From d79850e60c2418cceb6cc34f582f37d0736a871a Mon Sep 17 00:00:00 2001
From: Peter de Rivaz <peter.derivaz@argondesign.com>
Date: Mon, 23 Nov 2015 19:39:37 +0000
Subject: [PATCH] Bug fix for high bitdepth using flipped transforms.

Fixes mismatch and performance drop.

Change-Id: Ib99711eb3b78257a8105073e2b6d7031459357bb
---
 vp9/common/vp9_idct.c | 60 ++++++++++++++++++++++++++++++++++++++-----
 1 file changed, 54 insertions(+), 6 deletions(-)
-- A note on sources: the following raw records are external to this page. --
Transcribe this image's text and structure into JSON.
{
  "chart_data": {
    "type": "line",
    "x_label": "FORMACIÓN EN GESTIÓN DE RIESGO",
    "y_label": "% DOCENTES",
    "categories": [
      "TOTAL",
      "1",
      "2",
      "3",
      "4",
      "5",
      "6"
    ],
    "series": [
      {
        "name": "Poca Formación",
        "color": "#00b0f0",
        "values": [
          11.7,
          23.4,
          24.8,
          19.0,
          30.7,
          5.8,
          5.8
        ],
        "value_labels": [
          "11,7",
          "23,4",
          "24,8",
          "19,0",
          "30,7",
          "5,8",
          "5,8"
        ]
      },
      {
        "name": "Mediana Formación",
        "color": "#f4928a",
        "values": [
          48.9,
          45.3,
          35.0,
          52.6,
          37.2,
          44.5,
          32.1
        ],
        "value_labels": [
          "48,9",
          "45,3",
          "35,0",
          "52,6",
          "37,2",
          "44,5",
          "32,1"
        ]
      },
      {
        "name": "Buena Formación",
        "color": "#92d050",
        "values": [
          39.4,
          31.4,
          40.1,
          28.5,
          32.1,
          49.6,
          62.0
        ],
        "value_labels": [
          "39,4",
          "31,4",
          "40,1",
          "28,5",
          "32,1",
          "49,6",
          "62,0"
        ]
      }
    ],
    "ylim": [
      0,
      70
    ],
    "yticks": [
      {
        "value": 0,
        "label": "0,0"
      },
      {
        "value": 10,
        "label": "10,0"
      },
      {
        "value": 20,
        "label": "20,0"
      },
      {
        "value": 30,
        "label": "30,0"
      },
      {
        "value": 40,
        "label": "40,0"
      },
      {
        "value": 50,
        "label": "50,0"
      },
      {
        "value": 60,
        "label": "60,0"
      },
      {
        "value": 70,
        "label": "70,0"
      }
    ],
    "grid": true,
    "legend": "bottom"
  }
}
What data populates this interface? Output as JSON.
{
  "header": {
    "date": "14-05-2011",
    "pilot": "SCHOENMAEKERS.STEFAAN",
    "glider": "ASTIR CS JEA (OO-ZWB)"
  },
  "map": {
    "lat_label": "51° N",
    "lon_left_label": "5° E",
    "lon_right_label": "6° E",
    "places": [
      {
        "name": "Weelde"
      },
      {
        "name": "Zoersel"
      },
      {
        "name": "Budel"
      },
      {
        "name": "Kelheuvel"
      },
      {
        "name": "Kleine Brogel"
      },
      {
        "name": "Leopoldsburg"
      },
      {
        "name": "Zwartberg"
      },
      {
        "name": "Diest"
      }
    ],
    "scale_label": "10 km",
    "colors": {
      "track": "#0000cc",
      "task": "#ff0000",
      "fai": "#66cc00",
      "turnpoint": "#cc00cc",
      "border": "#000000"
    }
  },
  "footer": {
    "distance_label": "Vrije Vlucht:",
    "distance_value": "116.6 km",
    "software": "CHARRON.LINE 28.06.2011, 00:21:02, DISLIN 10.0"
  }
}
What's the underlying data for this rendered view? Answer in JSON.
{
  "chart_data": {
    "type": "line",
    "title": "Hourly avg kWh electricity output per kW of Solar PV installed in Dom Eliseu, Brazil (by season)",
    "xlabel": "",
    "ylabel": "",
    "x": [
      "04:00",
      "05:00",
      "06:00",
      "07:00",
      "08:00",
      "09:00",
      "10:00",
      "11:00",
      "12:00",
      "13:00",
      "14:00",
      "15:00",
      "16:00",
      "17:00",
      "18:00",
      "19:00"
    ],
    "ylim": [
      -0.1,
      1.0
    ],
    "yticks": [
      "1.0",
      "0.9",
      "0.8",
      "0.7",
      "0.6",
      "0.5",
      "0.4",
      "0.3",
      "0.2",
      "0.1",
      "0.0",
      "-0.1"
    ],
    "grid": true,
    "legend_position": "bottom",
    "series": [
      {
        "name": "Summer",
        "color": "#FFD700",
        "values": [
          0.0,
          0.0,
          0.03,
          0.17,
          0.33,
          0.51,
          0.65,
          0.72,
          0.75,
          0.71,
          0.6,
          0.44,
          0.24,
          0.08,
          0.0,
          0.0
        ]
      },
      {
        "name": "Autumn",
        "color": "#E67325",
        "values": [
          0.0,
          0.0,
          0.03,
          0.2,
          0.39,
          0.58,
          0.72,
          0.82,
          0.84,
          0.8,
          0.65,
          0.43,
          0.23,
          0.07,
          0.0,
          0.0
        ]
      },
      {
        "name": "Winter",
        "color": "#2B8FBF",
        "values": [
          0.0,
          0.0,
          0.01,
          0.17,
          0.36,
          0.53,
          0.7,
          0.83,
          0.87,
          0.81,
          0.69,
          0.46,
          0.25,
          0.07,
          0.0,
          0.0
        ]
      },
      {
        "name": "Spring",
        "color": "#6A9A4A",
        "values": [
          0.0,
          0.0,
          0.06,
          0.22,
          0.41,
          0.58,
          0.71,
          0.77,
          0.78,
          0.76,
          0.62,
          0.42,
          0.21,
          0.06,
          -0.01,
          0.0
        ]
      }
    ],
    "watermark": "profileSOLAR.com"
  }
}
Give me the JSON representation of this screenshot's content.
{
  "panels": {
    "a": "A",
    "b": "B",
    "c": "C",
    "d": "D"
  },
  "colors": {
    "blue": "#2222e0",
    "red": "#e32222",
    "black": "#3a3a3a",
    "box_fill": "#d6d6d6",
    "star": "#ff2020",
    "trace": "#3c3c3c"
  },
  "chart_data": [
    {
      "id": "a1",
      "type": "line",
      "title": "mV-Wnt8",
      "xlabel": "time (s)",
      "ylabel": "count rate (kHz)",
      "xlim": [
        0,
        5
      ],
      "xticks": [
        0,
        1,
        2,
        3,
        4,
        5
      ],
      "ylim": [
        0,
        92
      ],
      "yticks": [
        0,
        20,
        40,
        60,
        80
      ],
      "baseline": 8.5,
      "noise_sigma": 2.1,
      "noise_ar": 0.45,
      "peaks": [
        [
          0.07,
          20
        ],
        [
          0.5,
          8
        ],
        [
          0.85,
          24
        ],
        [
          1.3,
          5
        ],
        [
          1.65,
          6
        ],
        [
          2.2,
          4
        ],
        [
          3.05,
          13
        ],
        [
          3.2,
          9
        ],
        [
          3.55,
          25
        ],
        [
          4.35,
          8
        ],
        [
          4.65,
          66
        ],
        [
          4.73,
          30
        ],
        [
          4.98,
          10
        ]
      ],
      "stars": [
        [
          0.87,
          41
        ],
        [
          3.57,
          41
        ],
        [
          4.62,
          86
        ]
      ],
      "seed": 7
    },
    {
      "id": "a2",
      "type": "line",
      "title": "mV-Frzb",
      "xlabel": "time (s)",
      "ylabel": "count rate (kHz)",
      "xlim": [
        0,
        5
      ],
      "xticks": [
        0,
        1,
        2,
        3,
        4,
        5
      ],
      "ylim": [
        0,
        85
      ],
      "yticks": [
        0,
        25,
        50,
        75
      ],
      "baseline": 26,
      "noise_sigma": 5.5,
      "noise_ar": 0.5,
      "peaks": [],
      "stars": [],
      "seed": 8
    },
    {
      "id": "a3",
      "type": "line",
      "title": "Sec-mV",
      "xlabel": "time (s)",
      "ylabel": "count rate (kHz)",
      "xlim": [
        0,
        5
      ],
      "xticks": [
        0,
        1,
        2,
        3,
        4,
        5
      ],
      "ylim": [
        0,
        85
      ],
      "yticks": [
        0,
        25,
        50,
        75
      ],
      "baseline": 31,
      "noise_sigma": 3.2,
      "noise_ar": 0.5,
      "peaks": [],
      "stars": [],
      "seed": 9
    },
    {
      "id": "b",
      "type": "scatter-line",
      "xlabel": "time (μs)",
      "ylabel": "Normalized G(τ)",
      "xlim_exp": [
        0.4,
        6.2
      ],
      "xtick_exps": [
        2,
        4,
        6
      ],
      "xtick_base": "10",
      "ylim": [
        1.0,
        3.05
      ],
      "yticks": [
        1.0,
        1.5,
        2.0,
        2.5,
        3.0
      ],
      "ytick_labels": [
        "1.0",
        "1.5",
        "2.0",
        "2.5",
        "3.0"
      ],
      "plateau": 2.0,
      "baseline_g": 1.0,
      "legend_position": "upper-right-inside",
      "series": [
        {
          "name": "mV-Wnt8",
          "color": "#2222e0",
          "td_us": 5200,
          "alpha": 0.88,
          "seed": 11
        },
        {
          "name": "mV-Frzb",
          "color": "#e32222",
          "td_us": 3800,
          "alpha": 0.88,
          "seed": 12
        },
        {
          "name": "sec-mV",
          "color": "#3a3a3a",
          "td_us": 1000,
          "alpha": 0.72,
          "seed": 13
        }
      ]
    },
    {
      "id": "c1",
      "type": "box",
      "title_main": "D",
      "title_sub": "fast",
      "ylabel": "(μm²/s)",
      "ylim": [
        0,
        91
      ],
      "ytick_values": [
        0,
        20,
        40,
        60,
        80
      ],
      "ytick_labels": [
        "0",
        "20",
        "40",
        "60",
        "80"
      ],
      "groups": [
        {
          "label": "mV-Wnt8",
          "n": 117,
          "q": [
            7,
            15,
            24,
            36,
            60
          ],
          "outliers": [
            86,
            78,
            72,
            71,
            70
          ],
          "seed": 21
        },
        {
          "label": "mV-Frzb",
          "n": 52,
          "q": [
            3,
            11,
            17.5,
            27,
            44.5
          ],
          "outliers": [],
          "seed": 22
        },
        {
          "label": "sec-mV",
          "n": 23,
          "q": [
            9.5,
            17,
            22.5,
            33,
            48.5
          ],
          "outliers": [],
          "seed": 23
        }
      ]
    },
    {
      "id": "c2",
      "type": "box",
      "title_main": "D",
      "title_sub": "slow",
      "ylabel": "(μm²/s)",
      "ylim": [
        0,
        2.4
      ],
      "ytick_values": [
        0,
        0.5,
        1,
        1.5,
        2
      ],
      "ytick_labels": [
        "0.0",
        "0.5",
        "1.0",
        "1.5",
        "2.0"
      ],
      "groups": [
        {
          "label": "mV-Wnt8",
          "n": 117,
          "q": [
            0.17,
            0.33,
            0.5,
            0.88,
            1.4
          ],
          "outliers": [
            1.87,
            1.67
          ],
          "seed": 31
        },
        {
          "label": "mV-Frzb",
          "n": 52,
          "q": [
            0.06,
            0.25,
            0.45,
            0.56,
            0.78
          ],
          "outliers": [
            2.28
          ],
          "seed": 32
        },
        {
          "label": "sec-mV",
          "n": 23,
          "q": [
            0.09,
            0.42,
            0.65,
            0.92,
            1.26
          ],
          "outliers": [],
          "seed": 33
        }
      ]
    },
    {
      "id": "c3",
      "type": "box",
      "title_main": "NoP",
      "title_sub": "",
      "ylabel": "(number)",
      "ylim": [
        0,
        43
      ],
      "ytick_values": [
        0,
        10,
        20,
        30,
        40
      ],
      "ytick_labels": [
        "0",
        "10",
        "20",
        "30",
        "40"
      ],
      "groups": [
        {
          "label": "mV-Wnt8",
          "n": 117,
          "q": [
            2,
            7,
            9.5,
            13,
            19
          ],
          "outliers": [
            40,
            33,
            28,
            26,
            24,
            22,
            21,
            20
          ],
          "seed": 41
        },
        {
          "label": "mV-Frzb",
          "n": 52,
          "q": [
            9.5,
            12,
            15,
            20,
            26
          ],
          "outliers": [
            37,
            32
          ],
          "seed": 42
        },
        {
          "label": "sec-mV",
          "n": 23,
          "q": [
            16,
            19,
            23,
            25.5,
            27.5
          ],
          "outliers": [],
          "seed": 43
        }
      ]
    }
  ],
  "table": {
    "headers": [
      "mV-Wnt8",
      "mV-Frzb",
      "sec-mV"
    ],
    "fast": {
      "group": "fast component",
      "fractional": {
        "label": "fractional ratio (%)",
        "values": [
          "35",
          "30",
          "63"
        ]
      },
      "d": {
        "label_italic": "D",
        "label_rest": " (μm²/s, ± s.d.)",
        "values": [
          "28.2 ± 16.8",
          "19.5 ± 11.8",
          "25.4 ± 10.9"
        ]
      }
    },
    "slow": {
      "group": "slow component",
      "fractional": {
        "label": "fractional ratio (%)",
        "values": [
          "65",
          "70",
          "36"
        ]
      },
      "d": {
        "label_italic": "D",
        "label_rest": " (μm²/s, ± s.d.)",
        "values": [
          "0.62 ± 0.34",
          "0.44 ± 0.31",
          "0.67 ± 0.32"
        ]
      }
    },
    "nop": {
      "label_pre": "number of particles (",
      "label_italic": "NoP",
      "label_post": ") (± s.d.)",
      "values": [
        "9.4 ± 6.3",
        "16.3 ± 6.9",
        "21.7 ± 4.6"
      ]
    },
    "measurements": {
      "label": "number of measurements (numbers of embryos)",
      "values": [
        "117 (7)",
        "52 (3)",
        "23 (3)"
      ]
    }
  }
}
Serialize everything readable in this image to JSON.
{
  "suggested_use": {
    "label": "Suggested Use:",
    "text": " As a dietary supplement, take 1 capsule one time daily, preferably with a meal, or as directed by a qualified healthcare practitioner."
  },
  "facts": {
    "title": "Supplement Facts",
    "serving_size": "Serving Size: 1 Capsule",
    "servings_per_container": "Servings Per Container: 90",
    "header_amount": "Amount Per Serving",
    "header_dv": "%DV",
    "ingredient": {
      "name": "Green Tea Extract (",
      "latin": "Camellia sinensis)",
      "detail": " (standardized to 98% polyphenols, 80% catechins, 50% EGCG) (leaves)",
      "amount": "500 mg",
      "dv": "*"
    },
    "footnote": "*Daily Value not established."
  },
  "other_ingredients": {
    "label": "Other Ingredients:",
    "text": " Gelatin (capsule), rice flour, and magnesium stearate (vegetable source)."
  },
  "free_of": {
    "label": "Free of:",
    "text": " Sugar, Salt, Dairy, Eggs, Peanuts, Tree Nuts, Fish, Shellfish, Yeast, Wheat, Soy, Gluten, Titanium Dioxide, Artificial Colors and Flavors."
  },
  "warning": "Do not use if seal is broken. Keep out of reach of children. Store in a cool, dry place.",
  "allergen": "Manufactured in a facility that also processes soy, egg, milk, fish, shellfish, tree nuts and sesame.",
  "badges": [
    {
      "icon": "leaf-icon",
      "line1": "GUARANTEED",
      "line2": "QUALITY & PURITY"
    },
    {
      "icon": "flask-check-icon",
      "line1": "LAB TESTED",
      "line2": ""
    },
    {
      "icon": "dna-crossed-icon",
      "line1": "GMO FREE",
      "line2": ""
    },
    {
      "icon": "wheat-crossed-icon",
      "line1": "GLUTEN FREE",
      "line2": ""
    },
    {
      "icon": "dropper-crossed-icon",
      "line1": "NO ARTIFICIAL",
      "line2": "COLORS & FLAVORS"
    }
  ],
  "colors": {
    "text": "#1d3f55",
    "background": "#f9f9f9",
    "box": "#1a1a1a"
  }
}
diff --git a/vp9/common/vp9_idct.c b/vp9/common/vp9_idct.c
index a9431f4da..a6027a9a9 100644
--- a/vp9/common/vp9_idct.c
+++ b/vp9/common/vp9_idct.c
@@ -69,6 +69,57 @@ static void maybe_flip_strides(uint8_t **dst, int *dstride,
   }
 }
 
+#if CONFIG_VP9_HIGHBITDEPTH
+
+static void maybe_flip_strides16(uint16_t **dst, int *dstride,
+                                 tran_low_t **src, int *sstride,
+                                 int tx_type, int size) {
+  // Note that the transpose of src will be added to dst. In order to LR
+  // flip the addends (in dst coordinates), we UD flip the src. To UD flip
+  // the addends, we UD flip the dst.
+  switch (tx_type) {
+    case DCT_DCT:
+    case ADST_DCT:
+    case DCT_ADST:
+    case ADST_ADST:
+      break;
+    case FLIPADST_DCT:
+    case FLIPADST_ADST:
+      // flip UD
+      FLIPUD_PTR(*dst, *dstride, size);
+      break;
+    case DCT_FLIPADST:
+    case ADST_FLIPADST:
+      // flip LR
+      FLIPUD_PTR(*src, *sstride, size);
+      break;
+    case FLIPADST_FLIPADST:
+      // flip UD
+      FLIPUD_PTR(*dst, *dstride, size);
+      // flip LR
+      FLIPUD_PTR(*src, *sstride, size);
+      break;
+    case DST_DST:
+    case DCT_DST:
+    case DST_DCT:
+    case DST_ADST:
+    case ADST_DST:
+      break;
+    case DST_FLIPADST:
+      // flip LR
+      FLIPUD_PTR(*src, *sstride, size);
+      break;
+    case FLIPADST_DST:
+      // flip UD
+      FLIPUD_PTR(*dst, *dstride, size);
+      break;
+    default:
+      assert(0);
+      break;
+  }
+}
+#endif
+
 void idst4(const tran_low_t *input, tran_low_t *output) {
   // {sin(pi/5), sin(pi*2/5)} * sqrt(2/5) * sqrt(2)
   static const int32_t sinvalue_lookup[] = {
@@ -2795,8 +2846,7 @@ void vp9_highbd_iht4x4_16_add_c(const tran_low_t *input, uint8_t *dest8,
   }
 
 #if CONFIG_EXT_TX
-  maybe_flip_strides((uint8_t**)&dest,
-                     &stride, &outp, &outstride, tx_type, 4 * 2);
+  maybe_flip_strides16(&dest, &stride, &outp, &outstride, tx_type, 4);
 #endif
 
   // Sum with the destination
@@ -2939,8 +2989,7 @@ void vp9_highbd_iht8x8_64_add_c(const tran_low_t *input, uint8_t *dest8,
   }
 
 #if CONFIG_EXT_TX
-  maybe_flip_strides((uint8_t**)&dest,
-                     &stride, &outp, &outstride, tx_type, 8 * 2);
+  maybe_flip_strides16(&dest, &stride, &outp, &outstride, tx_type, 8);
 #endif
 
   // Sum with the destination
@@ -3397,8 +3446,7 @@ void vp9_highbd_iht16x16_256_add_c(const tran_low_t *input, uint8_t *dest8,
   }
 
 #if CONFIG_EXT_TX
-  maybe_flip_strides((uint8_t**)&dest, &stride,
-                     &outp, &outstride, tx_type, 16 * 2);
+  maybe_flip_strides16(&dest, &stride, &outp, &outstride, tx_type, 16);
 #endif
 
   // Sum with the destination
-- 
2.40.0